Monday, May 6, 2013

Education dept clueless over lost Nagpur RTE bills

Education dept clueless over lost Nagpur RTE bills

Abhishek Choudhari, TNN Apr 30, 2013, 06.23AM IST

NAGPUR: Those schools in Nagpur district, which submitted bills for admissions given under the Right To Education Act (RTE) last year to education department for reimbursement, may have to wait longer. The reason: no one in the state's education department has any idea where those bills are! The Nagpur branch claims to have delivered the bills on March 15 at its headquarters in Pune, while the latter claims complete ignorance.
Director of education (primary) Mahavir Mane said, "We received no RTE bills from Nagpur at all. In fact, after TOI's query I asked my staff to thoroughly check the incoming mail list, but nothing was found."
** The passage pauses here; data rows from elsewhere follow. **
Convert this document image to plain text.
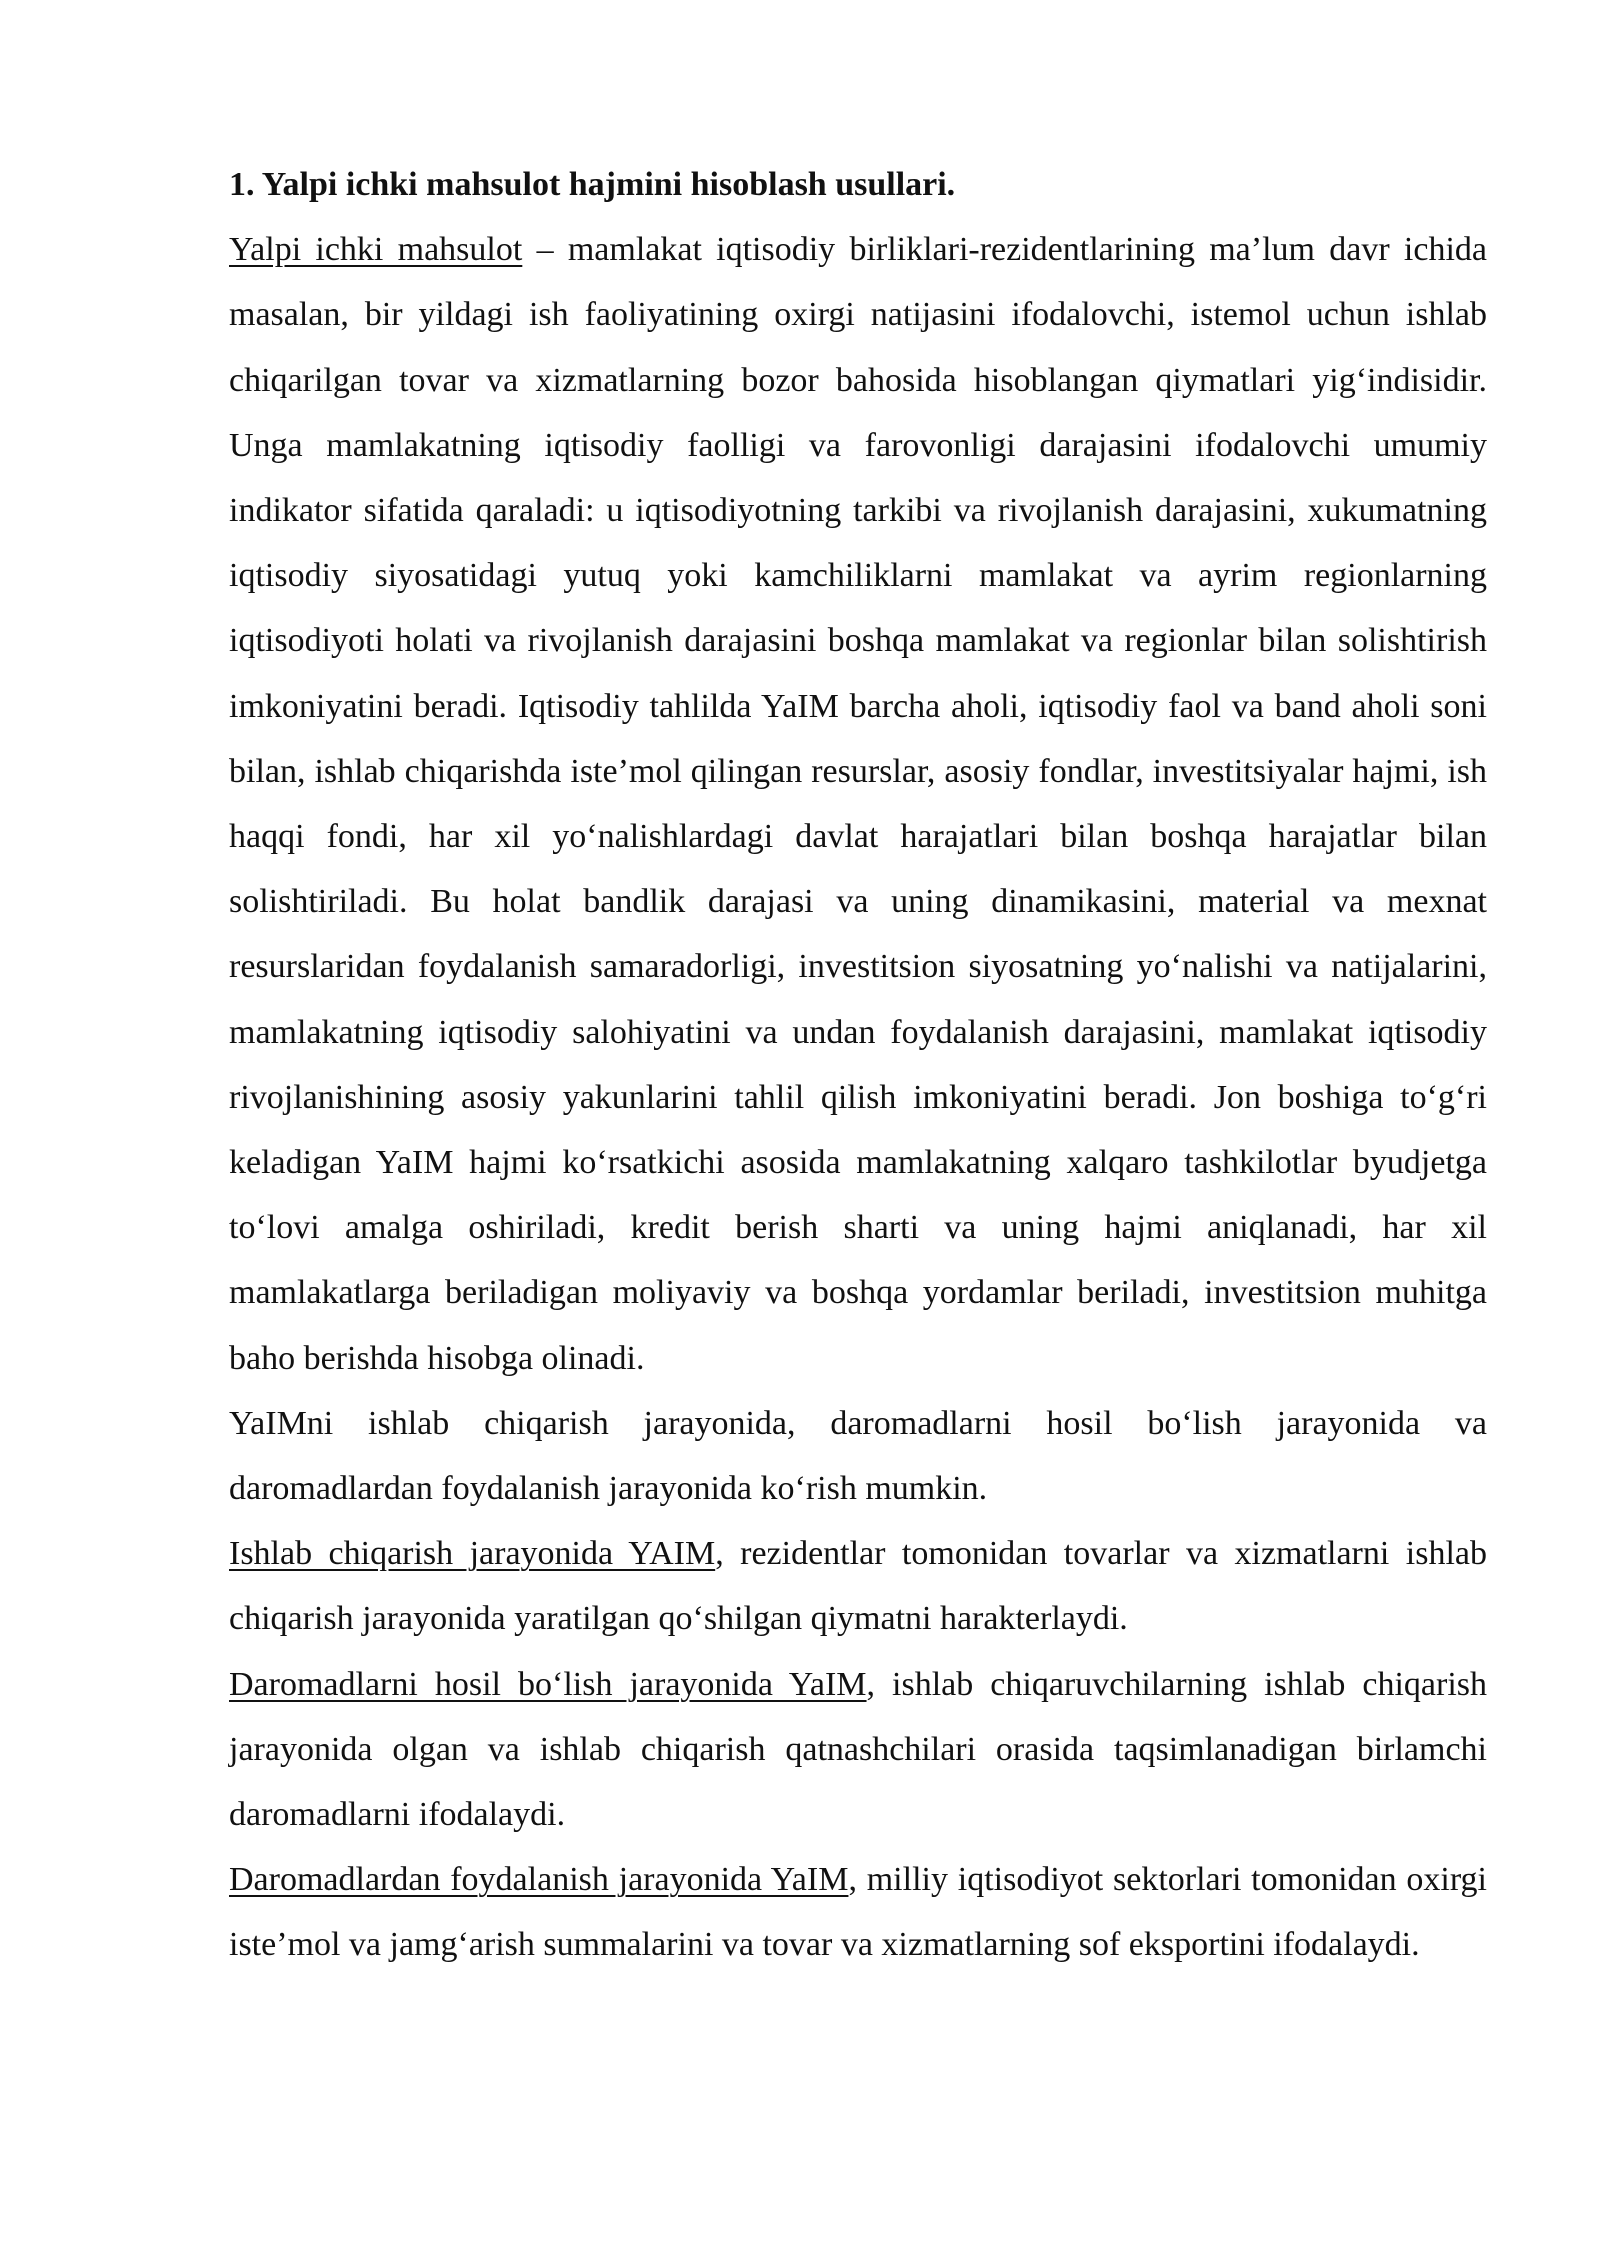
1. Yalpi ichki mahsulot hajmini hisoblash usullari.

Yalpi ichki mahsulot – mamlakat iqtisodiy birliklari-rezidentlarining ma’lum davr ichida masalan, bir yildagi ish faoliyatining oxirgi natijasini ifodalovchi, istemol uchun ishlab chiqarilgan tovar va xizmatlarning bozor bahosida hisoblangan qiymatlari yig‘indisidir. Unga mamlakatning iqtisodiy faolligi va farovonligi darajasini ifodalovchi umumiy indikator sifatida qaraladi: u iqtisodiyotning tarkibi va rivojlanish darajasini, xukumatning iqtisodiy siyosatidagi yutuq yoki kamchiliklarni mamlakat va ayrim regionlarning iqtisodiyoti holati va rivojlanish darajasini boshqa mamlakat va regionlar bilan solishtirish imkoniyatini beradi. Iqtisodiy tahlilda YaIM barcha aholi, iqtisodiy faol va band aholi soni bilan, ishlab chiqarishda iste’mol qilingan resurslar, asosiy fondlar, investitsiyalar hajmi, ish haqqi fondi, har xil yo‘nalishlardagi davlat harajatlari bilan boshqa harajatlar bilan solishtiriladi. Bu holat bandlik darajasi va uning dinamikasini, material va mexnat resurslaridan foydalanish samaradorligi, investitsion siyosatning yo‘nalishi va natijalarini, mamlakatning iqtisodiy salohiyatini va undan foydalanish darajasini, mamlakat iqtisodiy rivojlanishining asosiy yakunlarini tahlil qilish imkoniyatini beradi. Jon boshiga to‘g‘ri keladigan YaIM hajmi ko‘rsatkichi asosida mamlakatning xalqaro tashkilotlar byudjetga to‘lovi amalga oshiriladi, kredit berish sharti va uning hajmi aniqlanadi, har xil mamlakatlarga beriladigan moliyaviy va boshqa yordamlar beriladi, investitsion muhitga baho berishda hisobga olinadi.

YaIMni ishlab chiqarish jarayonida, daromadlarni hosil bo‘lish jarayonida va daromadlardan foydalanish jarayonida ko‘rish mumkin.

Ishlab chiqarish jarayonida YAIM, rezidentlar tomonidan tovarlar va xizmatlarni ishlab chiqarish jarayonida yaratilgan qo‘shilgan qiymatni harakterlaydi.

Daromadlarni hosil bo‘lish jarayonida YaIM, ishlab chiqaruvchilarning ishlab chiqarish jarayonida olgan va ishlab chiqarish qatnashchilari orasida taqsimlanadigan birlamchi daromadlarni ifodalaydi.

Daromadlardan foydalanish jarayonida YaIM, milliy iqtisodiyot sektorlari tomonidan oxirgi iste’mol va jamg‘arish summalarini va tovar va xizmatlarning sof eksportini ifodalaydi.
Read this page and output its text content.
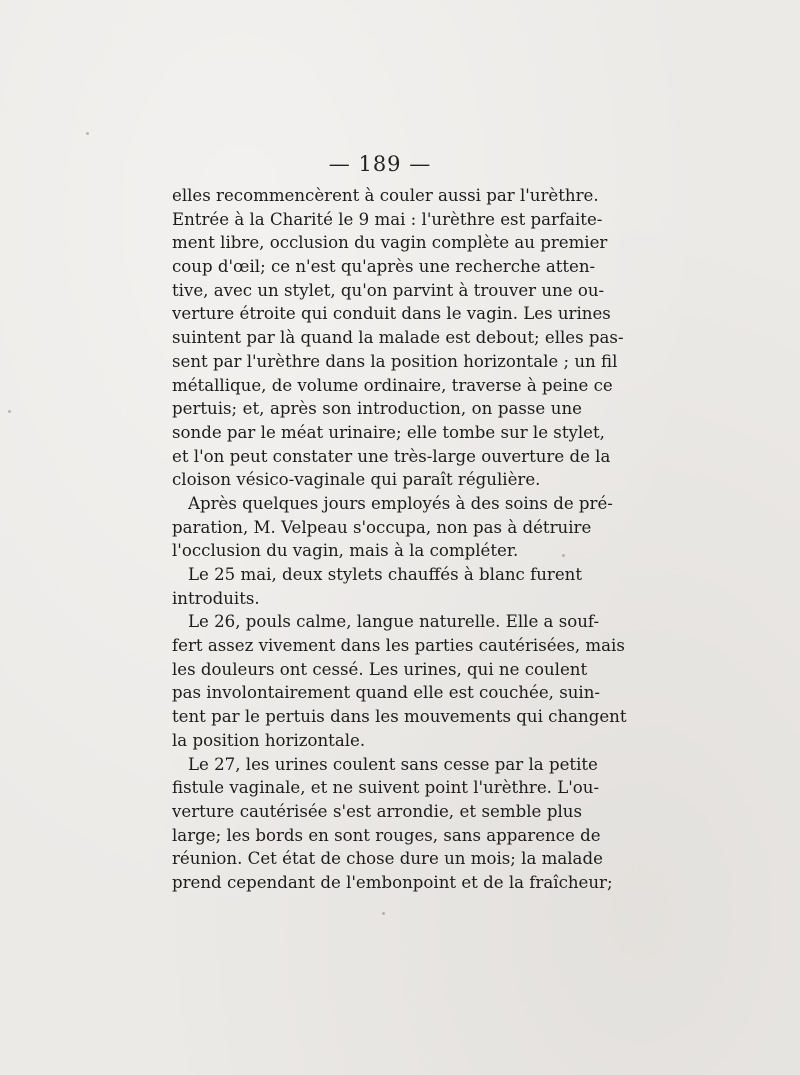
— 189 —
elles recommencèrent à couler aussi par l'urèthre.
Entrée à la Charité le 9 mai : l'urèthre est parfaite-
ment libre, occlusion du vagin complète au premier
coup d'œil; ce n'est qu'après une recherche atten-
tive, avec un stylet, qu'on parvint à trouver une ou-
verture étroite qui conduit dans le vagin. Les urines
suintent par là quand la malade est debout; elles pas-
sent par l'urèthre dans la position horizontale ; un fil
métallique, de volume ordinaire, traverse à peine ce
pertuis; et, après son introduction, on passe une
sonde par le méat urinaire; elle tombe sur le stylet,
et l'on peut constater une très-large ouverture de la
cloison vésico-vaginale qui paraît régulière.
Après quelques jours employés à des soins de pré-
paration, M. Velpeau s'occupa, non pas à détruire
l'occlusion du vagin, mais à la compléter.
Le 25 mai, deux stylets chauffés à blanc furent
introduits.
Le 26, pouls calme, langue naturelle. Elle a souf-
fert assez vivement dans les parties cautérisées, mais
les douleurs ont cessé. Les urines, qui ne coulent
pas involontairement quand elle est couchée, suin-
tent par le pertuis dans les mouvements qui changent
la position horizontale.
Le 27, les urines coulent sans cesse par la petite
fistule vaginale, et ne suivent point l'urèthre. L'ou-
verture cautérisée s'est arrondie, et semble plus
large; les bords en sont rouges, sans apparence de
réunion. Cet état de chose dure un mois; la malade
prend cependant de l'embonpoint et de la fraîcheur;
Nagpur's RTE in-charge Someshwar Netam confirmed to TOI that the bills had indeed been sent. "One of my staffer members had gone to Pune and delivered the documents on March 15. I am in no position to say why it cannot be found at Pune office. But, we always keep a backup of all our correspondence, so a new set can be dispatched," said Netam.
As per rules, schools under RTE ambit have to give free admission up to 25% of their total strength. These schools are then reimbursed by the state government after verification of submitted bills. But the education department seems to have performed the seemingly impossible feat of misplacing these pending bills.
This bizarre case reflects the callous working culture at the education department as officials in Nagpur and Pune were unaware that RTE bills had gone missing. The goof-up came to light only after TOI started reporting on the delay in RTE bill reimbursements.
School principals are fuming upon learning the way department is handling financial matters. A principal said, "It is outrageous that they are taking the bill payment issue so lightly. We have been waiting since last year for it and have followed education department's every directive and this is how they handle it. In a private job such action would have led to termination of services."
Another principal said, "Last year they asked us to submit bills with attendance up to October. Hence everyone sent the bills in first week of November. Then in February the education department informed us that the bills were rejected due to old data. Of course the data will get old if they sit on those bills for months together. Now that we have submitted attendance records till February our education officials manage to lose them all together."
Netam has now assured TOI that he will follow up on the issue.